То есть, конечно, она проспала дочкин отъезд не оттого, что было раннее утро – Нора всю жизнь вставала на рассвете, – а оттого, что захворала не на шутку.
Еще когда она была совсем девчонкой, моложе Жаннетты нынешней, Ангелина Константиновна говорила, что у Норочки хрупкий организм. Тогда она этому не верила – у нее-то, у сибирячки, да с чего бы? – а теперь вот то и дело приходилось убеждаться, что это правда. В прошлую зиму обычные простуды укладывали ее в постель трижды, а когда она однажды попыталась не обращать на кашель внимания, то даже в больницу с воспалением легких угодила, вот как. И сейчас наверняка бронхит – ночью с трудом сдерживала кашель, чтобы не разбудить Жаннетту, а теперь, очнувшись от полубреда-полусна в одиночестве, закашлялась так, что пот прошиб.
Нора встала, укуталась в халат – ее знобило – и поплелась в кухню. Надо было вскипятить молока с инжиром, может, кашель если не пройдет, то хотя бы размягчится, а то ведь грудь просто на части рвет.
Как рано она увяла! Оттого и болезни, что потребности жить не осталось. Иногда Нора ловила себя на том, что если бы не дочка, то легла бы навзничь, и никто бы ее не поднял, и ничто к жизни не вернуло бы. Жаннетта говорит, что это низкий гемоглобин, и, конечно, с медицинской точки зрения так оно и есть, но если смотреть не с медицинской точки, а с жизненной, то причина и следствие тотчас меняются местами.
Сколько Нора себя помнила, она всегда знала, что с чем связано, что из чего происходит. Никаких способностей Бог ей не дал, но все же наградил таким вот странным качеством – чутьем его считать, что ли? Чутье это не выливалось ни в какие практические навыки, во всяком случае, Нора ни к чему его применить не сумела, но в жизни оно ей все же помогало. Она считала, что именно благодаря ему не совершала непоправимых ошибок. А это ведь немало. У других и того нету, и совесть свою они калечат легко, а там и вся жизнь идет вразнос.

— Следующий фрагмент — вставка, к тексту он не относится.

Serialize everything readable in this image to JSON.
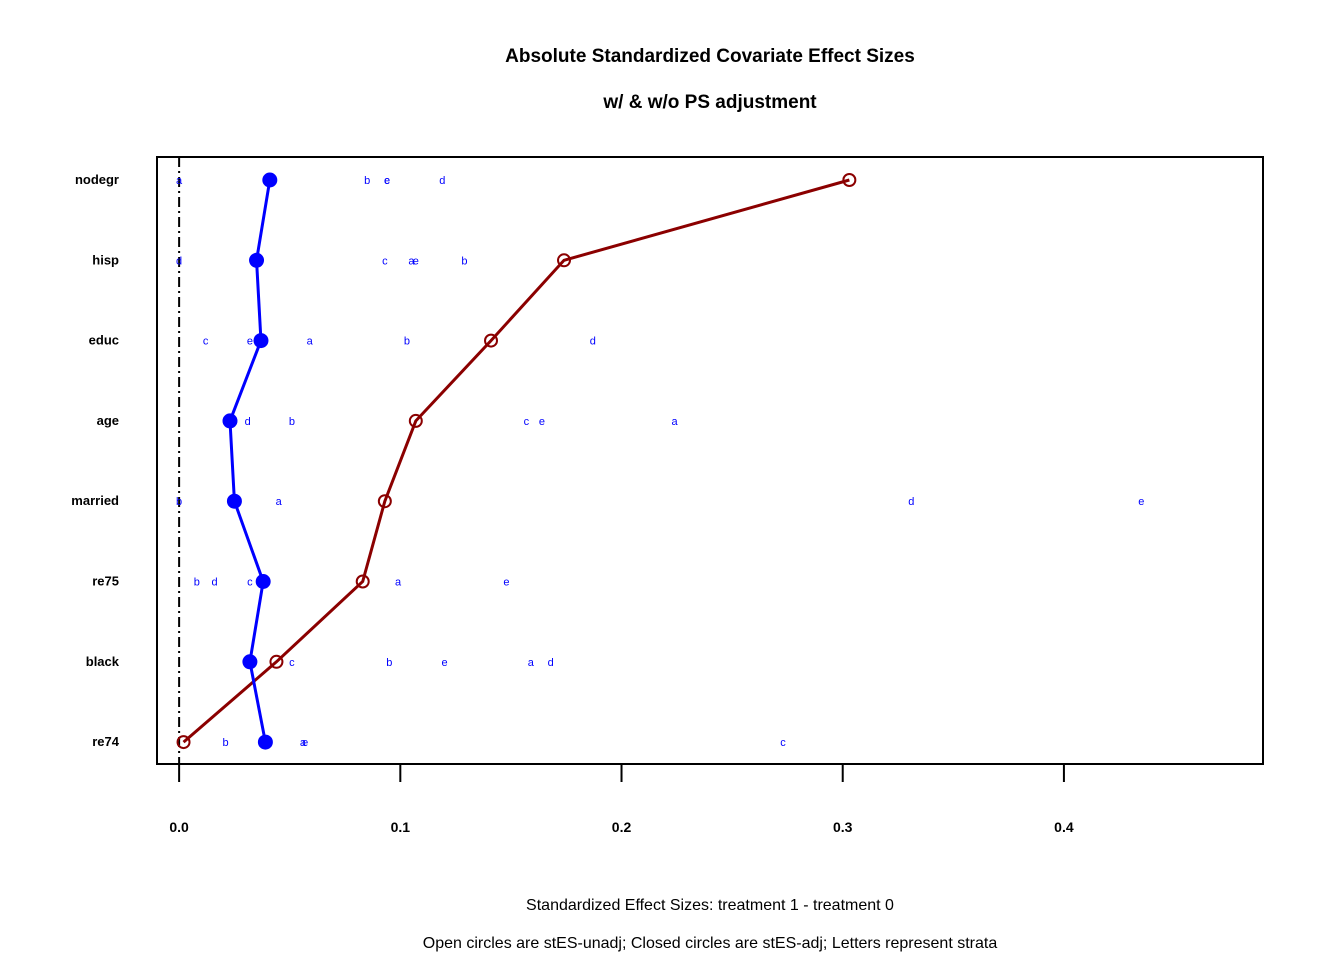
{
  "chart_data": {
    "type": "dot-line",
    "title": "Absolute Standardized Covariate Effect Sizes",
    "subtitle": "w/ & w/o PS adjustment",
    "xlabel": "Standardized Effect Sizes: treatment 1 - treatment  0",
    "footnote": "Open circles are stES-unadj; Closed circles are stES-adj; Letters represent strata",
    "xlim": [
      -0.01,
      0.49
    ],
    "xticks": [
      0.0,
      0.1,
      0.2,
      0.3,
      0.4
    ],
    "xtick_labels": [
      "0.0",
      "0.1",
      "0.2",
      "0.3",
      "0.4"
    ],
    "reference_line_x": 0.0,
    "covariates": [
      "nodegr",
      "hisp",
      "educ",
      "age",
      "married",
      "re75",
      "black",
      "re74"
    ],
    "series": [
      {
        "marker": "open-circle",
        "color": "#8b0000",
        "values": [
          0.303,
          0.174,
          0.141,
          0.107,
          0.093,
          0.083,
          0.044,
          0.002
        ]
      },
      {
        "marker": "closed-circle",
        "color": "#0000ff",
        "values": [
          0.041,
          0.035,
          0.037,
          0.023,
          0.025,
          0.038,
          0.032,
          0.039
        ]
      }
    ],
    "strata": {
      "nodegr": [
        [
          "a",
          0.0
        ],
        [
          "b",
          0.085
        ],
        [
          "c",
          0.094
        ],
        [
          "e",
          0.094
        ],
        [
          "d",
          0.119
        ]
      ],
      "hisp": [
        [
          "d",
          0.0
        ],
        [
          "c",
          0.093
        ],
        [
          "a",
          0.105
        ],
        [
          "e",
          0.107
        ],
        [
          "b",
          0.129
        ]
      ],
      "educ": [
        [
          "c",
          0.012
        ],
        [
          "e",
          0.032
        ],
        [
          "a",
          0.059
        ],
        [
          "b",
          0.103
        ],
        [
          "d",
          0.187
        ]
      ],
      "age": [
        [
          "d",
          0.031
        ],
        [
          "b",
          0.051
        ],
        [
          "c",
          0.157
        ],
        [
          "e",
          0.164
        ],
        [
          "a",
          0.224
        ]
      ],
      "married": [
        [
          "b",
          0.0
        ],
        [
          "a",
          0.045
        ],
        [
          "d",
          0.331
        ],
        [
          "e",
          0.435
        ]
      ],
      "re75": [
        [
          "b",
          0.008
        ],
        [
          "d",
          0.016
        ],
        [
          "c",
          0.032
        ],
        [
          "a",
          0.099
        ],
        [
          "e",
          0.148
        ]
      ],
      "black": [
        [
          "c",
          0.051
        ],
        [
          "b",
          0.095
        ],
        [
          "e",
          0.12
        ],
        [
          "a",
          0.159
        ],
        [
          "d",
          0.168
        ]
      ],
      "re74": [
        [
          "b",
          0.021
        ],
        [
          "a",
          0.056
        ],
        [
          "e",
          0.057
        ],
        [
          "c",
          0.273
        ]
      ]
    }
  }
}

Нора начинала вспоминать свою жизнь только во время болезни, вот ведь странность какая. Может, просто в здоровом состоянии у нее не оставалось времени на воспоминания, а может, то, из чего состояла ее память, как раз и требовало болезни, чтобы выбраться наружу, и сразу же пряталось при здоровом состоянии духа. Кто знает!

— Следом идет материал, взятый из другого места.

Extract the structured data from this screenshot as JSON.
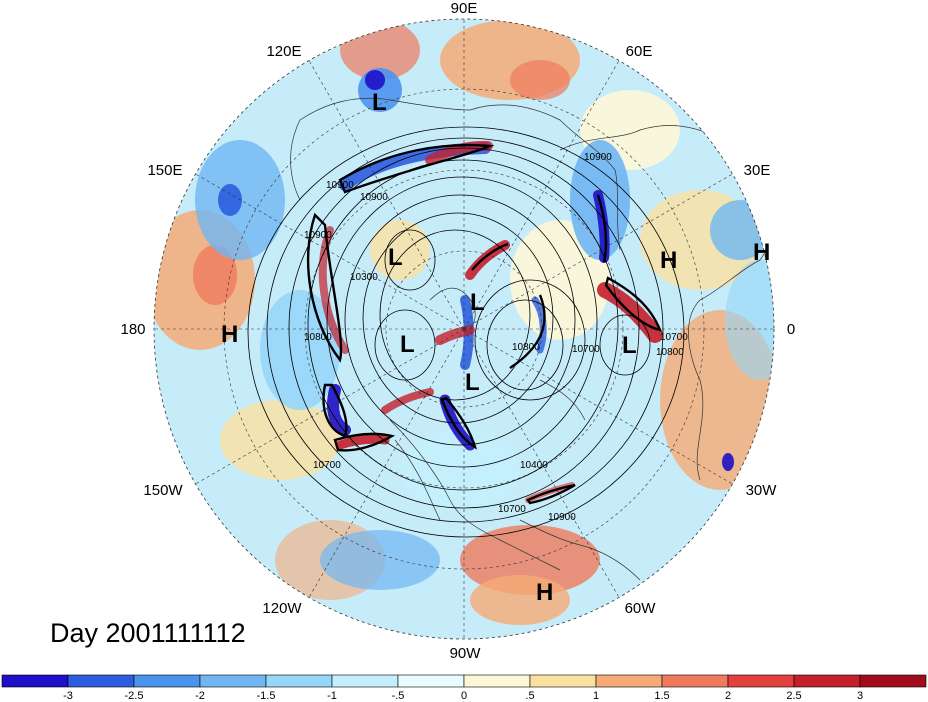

Она помнила себя довольно поздно, лет с семи. До этого ясной памяти не было, все было смутно и освещалось лишь отдельными вспышками, такими же яркими, как и непонятными. Виделась вдруг большая собака, похожая на волка, и будто бы она, Нора, обнимает эту собаку за шею, и, чтобы обнять, ей приходится вставать на цыпочки. Это помнилось так отчетливо, что она даже чувствовала, какая у той собаки жесткая шерсть, как царапается ее язык, когда она лижет Норино лицо.
А что это за воспоминание, к чему оно? В поселке Каменка собак было много, может, которая-нибудь ее в детстве и лизала, ну и что? Одно было странно: наяву Нора собак не боялась, а память была окрашена ужасом, притом каким-то беспросветным, всеохватным. Может, не с собакой тот ужас был связан? Или все-таки с собакой – с тем, что она ее укусила, ведь, наверное, это от собачьего укуса на плече шрам остался? Нора не знала.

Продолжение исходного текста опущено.